Integral and differential operators are intrinsic to these frameworks, enabling the description of spatial and temporal dependencies within the genome. For instance, Green’s functions and non-linear partial differential operators can model the propagation of molecular interactions across three-dimensional genomic structures. Fourier and Koopman operators further enrich these approaches by enabling the decomposition of genomic dependencies into functionally interpretable spaces, capturing long-range regulatory effects such as enhancer-promoter looping or chromatin domain boundaries. These operator-based methods integrate seamlessly with stochastic formulations, such as those described by Itô calculus or stochastic differential equations, to capture the probabilistic nature of molecular collisions and binding kinetics.

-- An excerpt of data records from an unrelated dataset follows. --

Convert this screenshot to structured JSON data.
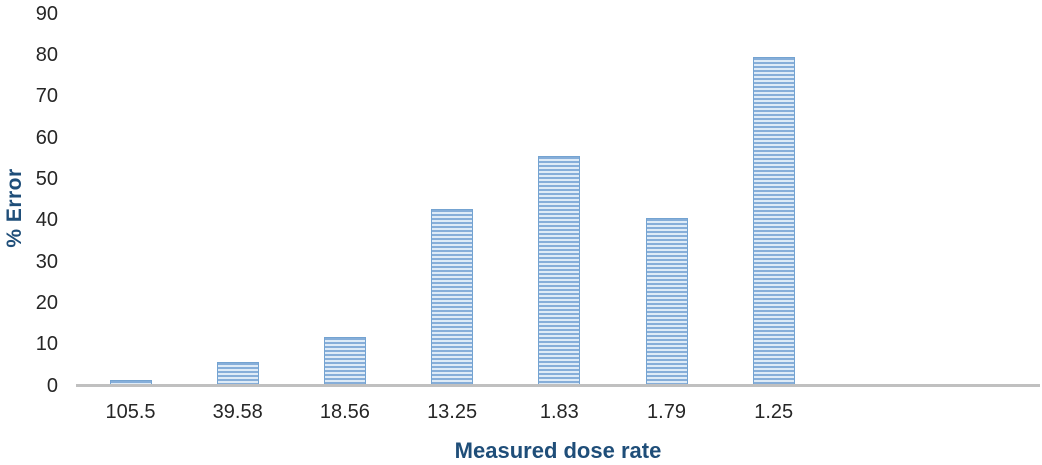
{
  "chart_data": {
    "type": "bar",
    "title": "",
    "xlabel": "Measured dose rate",
    "ylabel": "% Error",
    "categories": [
      "105.5",
      "39.58",
      "18.56",
      "13.25",
      "1.83",
      "1.79",
      "1.25"
    ],
    "values": [
      1.2,
      5.6,
      11.5,
      42.5,
      55.3,
      40.5,
      79.4
    ],
    "yticks": [
      0,
      10,
      20,
      30,
      40,
      50,
      60,
      70,
      80,
      90
    ],
    "ylim": [
      0,
      90
    ],
    "grid": false,
    "legend": null,
    "bar_pattern": "light-horizontal-stripes",
    "colors": {
      "bar_stripe_dark": "#86AED9",
      "bar_stripe_light": "#DEEBF7",
      "bar_border": "#74A3D1",
      "axis_line": "#C0C0C0",
      "axis_title": "#1F4E79",
      "tick_label": "#262626"
    }
  }
}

By respecting the multi-scale dependencies and boundary conditions dictated by biophysical constraints, these frameworks bridge the gap between empirical data and the physical mechanisms driving genomic systems. Coupling such mechanistic insights with mathematical rigor and innovation provide a pathway toward models that not only predict but also explain the stochastic, dynamic, and spatial behaviors that define genomic regulation.
The genomic context extends beyond sequence patterns. Spatial dependencies, chromatin architecture, and evolutionary constraints demand models that go beyond learning static correlations. Successful models must capture the stochastic and multi-scale nature of genomic systems, respecting the constraints imposed by physics, biochemistry, and evolution. Without these foundations, computational approaches risk misinterpreting the complexity of life as a mere sequence of symbols, failing to grasp the true essence of the biological processes they aim to model.